Mindfulness teaches us how to respond in 1/2 second or less

How many times have you done a particular behavior even though you’ve told yourself just as many times that you aren’t going to do it ever again?  Be honest. You don’t have to tell anyone.  But, you do have to live with the consequences of your behavior.  This morning it was me getting mad and throwing up my hands at the lady in the big red SUV behind me at the stoplight.  The second the light turned green she was honking at me and it really caught me off guard.

Did you know that you have one-half of a second between the time you see something, hear something, think something, or read something before you engage in a behavior.  For instance, you have one-half of a second after you see the chocolate cake with chocolate icing in the break room at work to decide “I’m not going to have any because I’m not hungry” or just mindlessly gobble down a piece (or two).  That’s why you might be on the “see food, eat food” diet.  You’re just not present for that one-half of a second when you could choose the behavior based on your real hunger.

This means that you have to be REALLY PRESENT to catch that one-half of a second.  Just think about how many minutes and hours go by that you aren’t really present and the enormity of this proposition becomes clear.  Cheri Huber wrote, “We don’t lack self-discipline, we lack presence.”   I tell this to people in my classes who are working on not eating when they’re stressed, bored, or distracted.

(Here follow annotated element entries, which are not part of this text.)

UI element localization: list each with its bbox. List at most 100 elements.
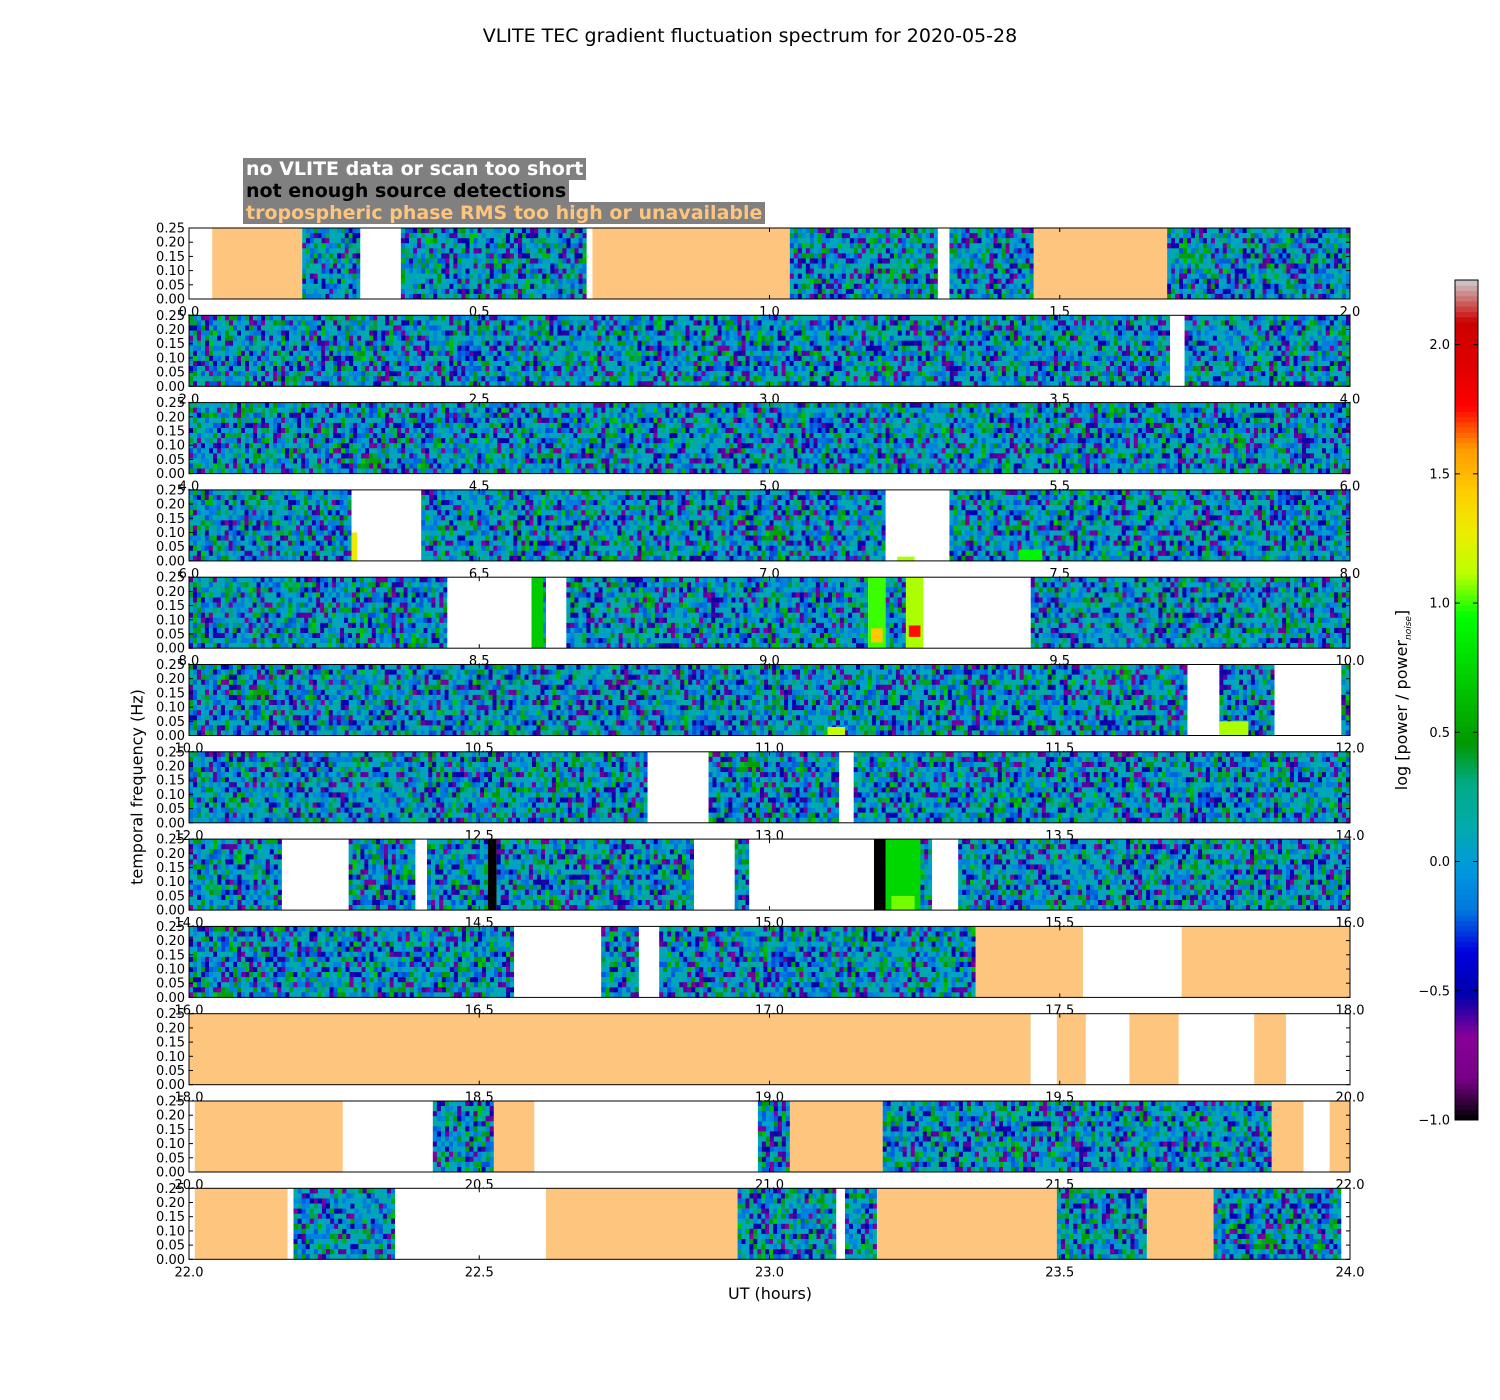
heat-cell (961, 284, 965, 289)
heat-cell (790, 238, 794, 243)
heat-cell (814, 258, 818, 263)
heat-cell (310, 284, 314, 289)
heat-cell (514, 233, 518, 238)
heat-cell (453, 258, 457, 263)
heat-cell (302, 248, 306, 253)
heat-cell (506, 243, 510, 248)
heat-cell (534, 279, 538, 284)
heat-cell (345, 258, 349, 263)
heat-cell (306, 228, 310, 233)
heat-cell (934, 228, 938, 233)
heat-cell (318, 233, 322, 238)
heat-cell (306, 243, 310, 248)
heat-cell (562, 269, 566, 274)
heat-cell (405, 269, 409, 274)
heat-cell (894, 228, 898, 233)
heat-cell (965, 264, 969, 269)
heat-cell (934, 253, 938, 258)
heat-cell (465, 243, 469, 248)
heat-cell (478, 253, 482, 258)
heat-cell (405, 228, 409, 233)
heat-cell (333, 253, 337, 258)
heat-cell (790, 289, 794, 294)
heat-cell (437, 264, 441, 269)
heat-cell (461, 253, 465, 258)
heat-cell (566, 264, 570, 269)
heat-cell (970, 258, 974, 263)
heat-cell (341, 279, 345, 284)
heat-cell (870, 269, 874, 274)
heat-cell (478, 269, 482, 274)
heat-cell (579, 279, 583, 284)
heat-cell (337, 248, 341, 253)
heat-cell (356, 274, 360, 279)
heat-cell (894, 269, 898, 274)
heat-cell (934, 279, 938, 284)
heat-cell (465, 233, 469, 238)
heat-cell (498, 289, 502, 294)
heat-cell (318, 264, 322, 269)
heat-cell (441, 233, 445, 238)
heat-cell (542, 289, 546, 294)
heat-cell (506, 264, 510, 269)
heat-cell (834, 284, 838, 289)
heat-cell (470, 258, 474, 263)
heat-cell (522, 258, 526, 263)
heat-cell (325, 269, 329, 274)
heat-cell (850, 284, 854, 289)
heat-cell (558, 258, 562, 263)
heat-cell (558, 253, 562, 258)
heat-cell (542, 279, 546, 284)
heat-cell (526, 269, 530, 274)
heat-cell (882, 248, 886, 253)
heat-cell (490, 248, 494, 253)
heat-cell (818, 248, 822, 253)
heat-cell (494, 248, 498, 253)
heat-cell (934, 284, 938, 289)
heat-cell (433, 253, 437, 258)
heat-cell (405, 243, 409, 248)
heat-cell (409, 248, 413, 253)
heat-cell (478, 264, 482, 269)
heat-cell (310, 238, 314, 243)
heat-cell (822, 248, 826, 253)
heat-cell (953, 253, 957, 258)
heat-cell (874, 269, 878, 274)
heat-cell (345, 274, 349, 279)
heat-cell (854, 258, 858, 263)
heat-cell (957, 269, 961, 274)
heat-cell (910, 228, 914, 233)
heat-cell (826, 264, 830, 269)
heat-cell (401, 228, 405, 233)
heat-cell (449, 289, 453, 294)
heat-cell (329, 253, 333, 258)
heat-cell (514, 238, 518, 243)
heat-cell (810, 264, 814, 269)
heat-cell (421, 264, 425, 269)
heat-cell (822, 294, 826, 299)
heat-cell (858, 264, 862, 269)
heat-cell (978, 289, 982, 294)
heat-cell (453, 284, 457, 289)
heat-cell (949, 279, 953, 284)
heat-cell (579, 248, 583, 253)
heat-cell (982, 233, 986, 238)
heat-cell (838, 289, 842, 294)
heat-cell (965, 253, 969, 258)
heat-cell (401, 264, 405, 269)
heat-cell (538, 238, 542, 243)
heat-cell (894, 253, 898, 258)
heat-cell (914, 274, 918, 279)
heat-cell (514, 284, 518, 289)
heat-cell (906, 264, 910, 269)
heat-cell (910, 258, 914, 263)
heat-cell (554, 243, 558, 248)
heat-cell (522, 294, 526, 299)
heat-cell (421, 279, 425, 284)
heat-cell (957, 264, 961, 269)
heat-cell (922, 238, 926, 243)
heat-cell (502, 248, 506, 253)
heat-cell (838, 279, 842, 284)
heat-cell (890, 279, 894, 284)
heat-cell (417, 279, 421, 284)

It’s not about self-discipline; it’s about being aware of where you are and what you are doing.

Victor Frankl was right –“Between stimulus and response there is a space. In that space is our power to choose our response. In our response lies our growth and our freedom.” That space amounts to one-half of a second.  In that space lies your freedom to choose your response to any situation—with food, with a co-worker, with your partner, with your child, with the person behind you in the red SUV, and anyone and anything else that pops up in your life.

Mindfulness teaches us how to use this space.  First of all you have to become aware that there is a space.  So go through the rest of the day being on the lookout for when you get triggered with a stimulus that you know can “make you” do something you don’t feel good about later.  Take a breath or two and notice the impulse to say or do something that you normally do without thinking, but don’t say or do it this time.  Be aware of your choices.  You could do nothing.  You could smile. You could breathe some more. Instead of engaging in automatic behaviors–breathe, think about it first, and then respond.

For me this morning, I could have waved and smiled.  I would have felt better and so would the woman in the red SUV.  So, wherever you are, this is me smiling and waving.